The District claimed that the superior court had failed to follow Morrison to the letter.  “The District misconceives the purpose of the Morrison factors,” wrote Purless, “which are not inflexible rules with definable boundaries, but broad classes of issues to be considered to assist ‘in determining whether the teacher’s future classroom performance and overall impact on his students are likely to meet standards.’  Even the Morrison court itself, in analyzing whether Morrison was fit to teach, did not focus on several of the key factors.  Thus, in holding the record contained no evidence Morrison’s week-long, consensual physical relationship with another man rendered him unfit to teach, the Court analyzed whether ‘his retention in the profession poses a significant danger of harm to either students, school employees, or others who might be affected by his actions as a teacher.’  In doing so, the court ‘inquired whether any adverse inferences can be drawn from that past conduct as to petitioner’s teaching ability, or as to the possibility that publicity surrounding past conduct may and of itself substantially impaired his function as a teacher.’”

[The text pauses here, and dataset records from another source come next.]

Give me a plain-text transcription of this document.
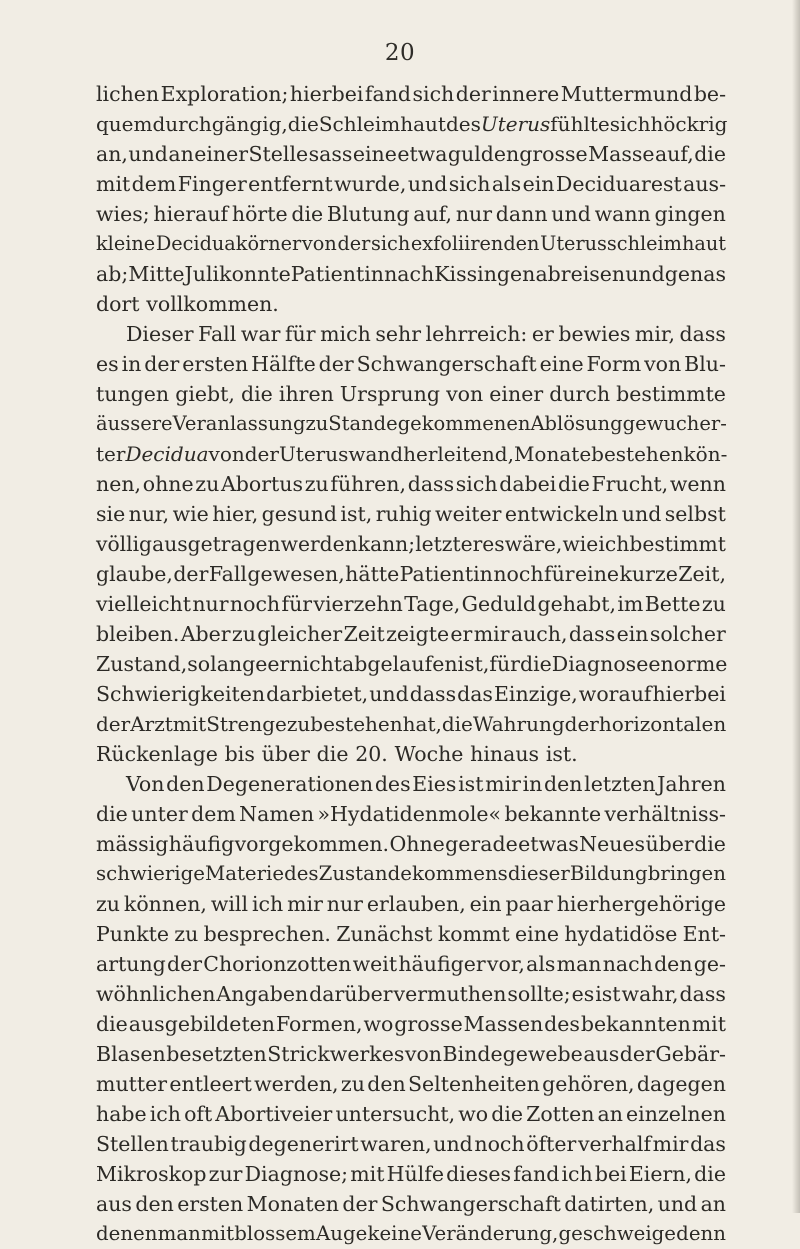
20
lichen Exploration; hierbei fand sich der innere Muttermund be-
quem durchgängig, die Schleimhaut des Uterus fühlte sich höckrig
an, und an einer Stelle sass eine etwa guldengrosse Masse auf, die
mit dem Finger entfernt wurde, und sich als ein Deciduarest aus-
wies; hierauf hörte die Blutung auf, nur dann und wann gingen
kleine Deciduakörner von der sich exfoliirenden Uterusschleimhaut
ab; Mitte Juli konnte Patientin nach Kissingen abreisen und genas
dort vollkommen.
Dieser Fall war für mich sehr lehrreich: er bewies mir, dass
es in der ersten Hälfte der Schwangerschaft eine Form von Blu-
tungen giebt, die ihren Ursprung von einer durch bestimmte
äussere Veranlassung zu Stande gekommenen Ablösung gewucher-
ter Decidua von der Uteruswand herleitend, Monate bestehen kön-
nen, ohne zu Abortus zu führen, dass sich dabei die Frucht, wenn
sie nur, wie hier, gesund ist, ruhig weiter entwickeln und selbst
völlig ausgetragen werden kann; letzteres wäre, wie ich bestimmt
glaube, der Fall gewesen, hätte Patientin noch für eine kurze Zeit,
vielleicht nur noch für vierzehn Tage, Geduld gehabt, im Bette zu
bleiben. Aber zu gleicher Zeit zeigte er mir auch, dass ein solcher
Zustand, so lange er nicht abgelaufen ist, für die Diagnose enorme
Schwierigkeiten darbietet, und dass das Einzige, worauf hierbei
der Arzt mit Strenge zu bestehen hat, die Wahrung der horizontalen
Rückenlage bis über die 20. Woche hinaus ist.
Von den Degenerationen des Eies ist mir in den letzten Jahren
die unter dem Namen »Hydatidenmole« bekannte verhältniss-
mässig häufig vorgekommen. Ohne gerade etwas Neues über die
schwierige Materie des Zustandekommens dieser Bildung bringen
zu können, will ich mir nur erlauben, ein paar hierhergehörige
Punkte zu besprechen. Zunächst kommt eine hydatidöse Ent-
artung der Chorionzotten weit häufiger vor, als man nach den ge-
wöhnlichen Angaben darüber vermuthen sollte; es ist wahr, dass
die ausgebildeten Formen, wo grosse Massen des bekannten mit
Blasen besetzten Strickwerkes von Bindegewebe aus der Gebär-
mutter entleert werden, zu den Seltenheiten gehören, dagegen
habe ich oft Abortiveier untersucht, wo die Zotten an einzelnen
Stellen traubig degenerirt waren, und noch öfter verhalf mir das
Mikroskop zur Diagnose; mit Hülfe dieses fand ich bei Eiern, die
aus den ersten Monaten der Schwangerschaft datirten, und an
denen man mit blossem Auge keine Veränderung, geschweige denn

In this case, Purless continued, substantial evidence supported the conclusion that “only a handful of administrators and teachers had limited knowledge of the basis for [the teacher]’s arrest and thus his conduct had not ‘gained sufficient notoriety so as to impair his on-campus relationships.’. . .  There was no evidence other teachers or student would ever learn of [his] conduct, occurring several years earlier and for which his conviction of disturbing the peace had been expunged.”  “The District witnesses’ testimony about what parents might do if they were to learn of the conduct was entirely speculative and of limited value,” wrote Purless.

While noting distinctions between Morrison, which involved private consensual behavior, and this case, which involved an arrest in a public park, the court concluded that “the fact that [the teacher] had been charged with lewd conduct or pleaded no contest to disturbing the peace is not in and of itself a sufficient basis for a determination that he was unfit to teach.  Rather, it is simply a consideration.  In sum, the superior court in the instant matter understood the law, evaluated the credibility of the witnesses and considered the facts in concluding the District had failed to carry its burden of demonstrating [the teacher] was unfit to teach.  We find no basis to rule the court’s legal reasoning was flawed or its conclusions unreasonable.”

The teacher was represented by attorneys Lawrence B. Trygstad and Richard J. Schwab of Trygstad, Schwab & Trygstad.